Philip Streible, chief market strategist at Blue Line Futures, said gold will continue to come under pressure as it will have to deal with higher interest rates due to Powell's lack of a dovish shift.
But Standard Chartered (Standard Chartered) analyst Suki Cooper said in a report, although gold may trend lower in the coming months, but most of the downside risks have been digested.
This trading day focus on the impact of Fed Chairman Powell's speech on Friday to further ferment the situation, pay attention to the Russian-Ukrainian geopolitical situation and the European Central Bank chief economist Lienen to deliver a speech.
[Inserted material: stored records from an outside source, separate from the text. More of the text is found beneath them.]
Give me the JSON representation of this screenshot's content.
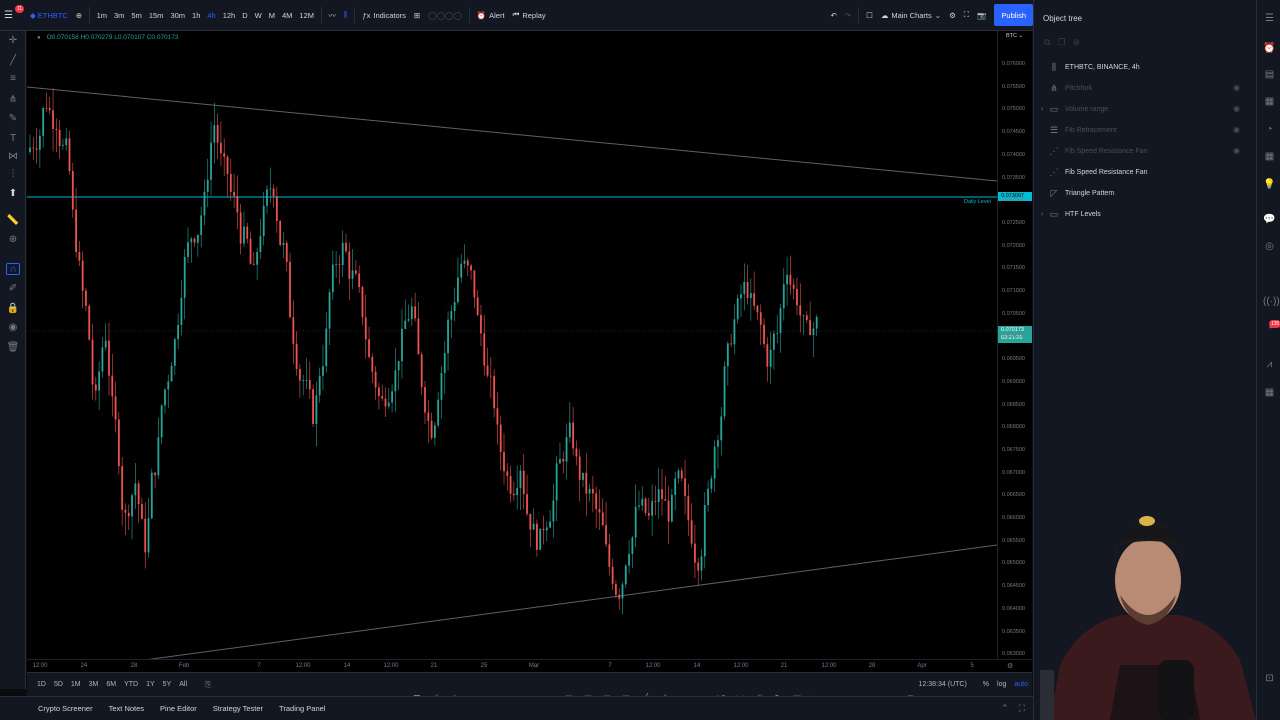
{
  "topbar": {
    "notif_count": "11",
    "symbol": "ETHBTC",
    "intervals": [
      "1m",
      "3m",
      "5m",
      "15m",
      "30m",
      "1h",
      "4h",
      "12h",
      "D",
      "W",
      "M",
      "4M",
      "12M"
    ],
    "active_interval": "4h",
    "indicators_label": "Indicators",
    "alert_label": "Alert",
    "replay_label": "Replay",
    "layout_name": "Main Charts",
    "publish_label": "Publish"
  },
  "chart": {
    "ohlc": "O0.070158 H0.070279 L0.070107 C0.070173",
    "daily_level_label": "Daily Level",
    "daily_level_price": "0.073097",
    "current_price": "0.070173",
    "countdown": "03:21:26",
    "axis_currency": "BTC"
  },
  "price_axis": [
    "0.076000",
    "0.075500",
    "0.075000",
    "0.074500",
    "0.074000",
    "0.073500",
    "0.073000",
    "0.072500",
    "0.072000",
    "0.071500",
    "0.071000",
    "0.070500",
    "0.070000",
    "0.069500",
    "0.069000",
    "0.068500",
    "0.068000",
    "0.067500",
    "0.067000",
    "0.066500",
    "0.066000",
    "0.065500",
    "0.065000",
    "0.064500",
    "0.064000",
    "0.063500",
    "0.063000"
  ],
  "time_axis": [
    "12:00",
    "24",
    "28",
    "Feb",
    "7",
    "12:00",
    "14",
    "12:00",
    "21",
    "25",
    "Mar",
    "7",
    "12:00",
    "14",
    "12:00",
    "21",
    "12:00",
    "28",
    "Apr",
    "5"
  ],
  "rangebar": {
    "ranges": [
      "1D",
      "5D",
      "1M",
      "3M",
      "6M",
      "YTD",
      "1Y",
      "5Y",
      "All"
    ],
    "clock": "12:38:34 (UTC)",
    "percent": "%",
    "log": "log",
    "auto": "auto"
  },
  "bottombar": {
    "tabs": [
      "Crypto Screener",
      "Text Notes",
      "Pine Editor",
      "Strategy Tester",
      "Trading Panel"
    ]
  },
  "object_tree": {
    "title": "Object tree",
    "items": [
      {
        "label": "ETHBTC, BINANCE, 4h",
        "dim": false
      },
      {
        "label": "Pitchfork",
        "dim": true
      },
      {
        "label": "Volume range",
        "dim": true
      },
      {
        "label": "Fib Retracement",
        "dim": true
      },
      {
        "label": "Fib Speed Resistance Fan",
        "dim": true
      },
      {
        "label": "Fib Speed Resistance Fan",
        "dim": false
      },
      {
        "label": "Triangle Pattern",
        "dim": false
      },
      {
        "label": "HTF Levels",
        "dim": false
      }
    ]
  },
  "rightbar": {
    "badge_count": "135"
  },
  "colors": {
    "bull": "#26a69a",
    "bear": "#ef5350",
    "accent": "#2962ff",
    "level": "#00bcd4"
  },
  "chart_data": {
    "type": "candlestick",
    "y_range": [
      0.063,
      0.0765
    ],
    "close_series": [
      0.0742,
      0.075,
      0.0746,
      0.0739,
      0.072,
      0.0705,
      0.0685,
      0.07,
      0.068,
      0.066,
      0.0668,
      0.0655,
      0.0672,
      0.0688,
      0.0698,
      0.0715,
      0.0722,
      0.0728,
      0.0745,
      0.0735,
      0.0728,
      0.072,
      0.0712,
      0.0725,
      0.0732,
      0.0718,
      0.07,
      0.069,
      0.0683,
      0.0695,
      0.0712,
      0.0718,
      0.0712,
      0.0705,
      0.0692,
      0.0685,
      0.069,
      0.0698,
      0.0705,
      0.069,
      0.068,
      0.0692,
      0.0705,
      0.0715,
      0.0712,
      0.07,
      0.0688,
      0.0675,
      0.0668,
      0.0672,
      0.066,
      0.0655,
      0.0662,
      0.0672,
      0.0678,
      0.067,
      0.0665,
      0.066,
      0.065,
      0.0645,
      0.0655,
      0.0663,
      0.066,
      0.0665,
      0.0662,
      0.0668,
      0.066,
      0.0652,
      0.0665,
      0.068,
      0.0695,
      0.0705,
      0.071,
      0.0703,
      0.0695,
      0.07,
      0.0715,
      0.0708,
      0.07,
      0.0702
    ]
  }
}
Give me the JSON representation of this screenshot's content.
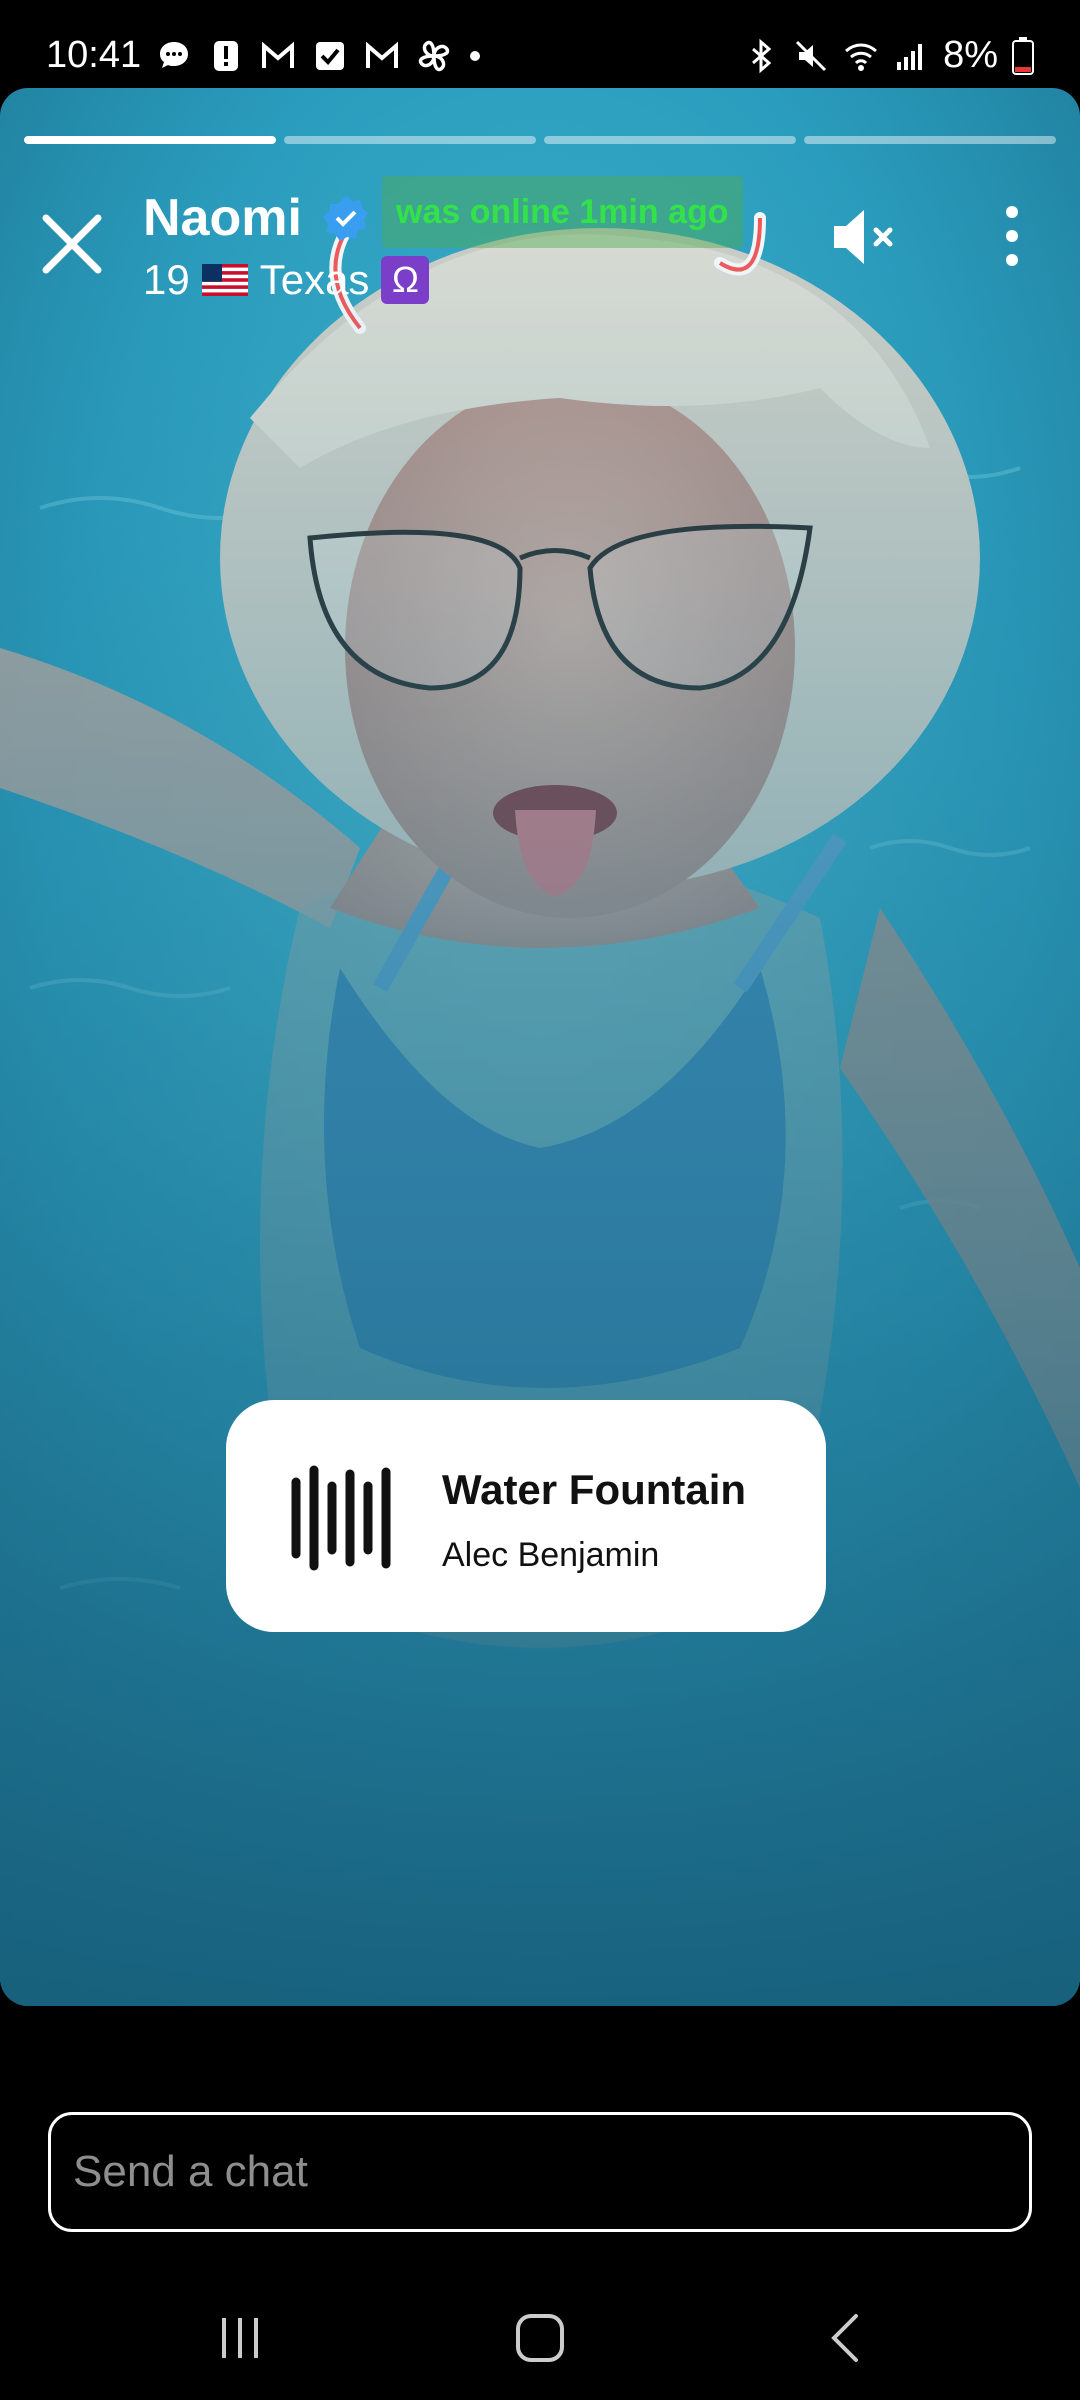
{
  "status_bar": {
    "time": "10:41",
    "battery": "8%",
    "left_icons": [
      "messages-icon",
      "alert-icon",
      "gmail-icon",
      "check-icon",
      "gmail-icon",
      "pinwheel-icon",
      "dot-icon"
    ],
    "right_icons": [
      "bluetooth-icon",
      "mute-icon",
      "wifi-icon",
      "signal-icon",
      "battery-icon"
    ]
  },
  "story": {
    "segments": [
      1,
      0,
      0,
      0
    ],
    "user": {
      "name": "Naomi",
      "verified": true,
      "online_status": "was online 1min ago",
      "age": "19",
      "flag": "us-flag",
      "location": "Texas",
      "zodiac": "Ω"
    },
    "colors": {
      "online_text": "#33e24a",
      "verified_badge": "#3a9ef0",
      "water": "#2ea6c4",
      "zodiac_bg": "#7b3ec9"
    },
    "music": {
      "title": "Water Fountain",
      "artist": "Alec Benjamin"
    }
  },
  "chat": {
    "placeholder": "Send a chat"
  },
  "nav": {
    "icons": [
      "recents-icon",
      "home-icon",
      "back-icon"
    ]
  }
}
The main negative fundamentals
Powell said straightforwardly that the Fed will not reverse its stance until inflation is under control]
Federal Reserve Chairman Jerome Powell warned on Friday that Americans will enter a painful period of slow economic growth and potentially rising unemployment as the Fed raises interest rates to fight inflation, which is at a 40-year high, telling people in his most blunt words yet about the challenges the U.S. economy will face.
Powell said in his opening remarks for the central bank seminar in Jackson Hole, Wyoming, on Friday that the Fed will raise borrowing costs to the level needed to limit growth and will remain at that level "for a period of time" to push inflation back down. The current U.S. inflation rate is more than three times the Fed's 2 percent target.
"Lower inflation may require economic growth to remain below trend for some time. In addition, labor market conditions are likely to soften somewhat," Powell said." While higher interest rates, slower growth and softer labor market conditions will push inflation back down, it will also cause some pain for households and businesses. These are the unfortunate costs of lower inflation. But failure to restore price stability will mean even greater pain."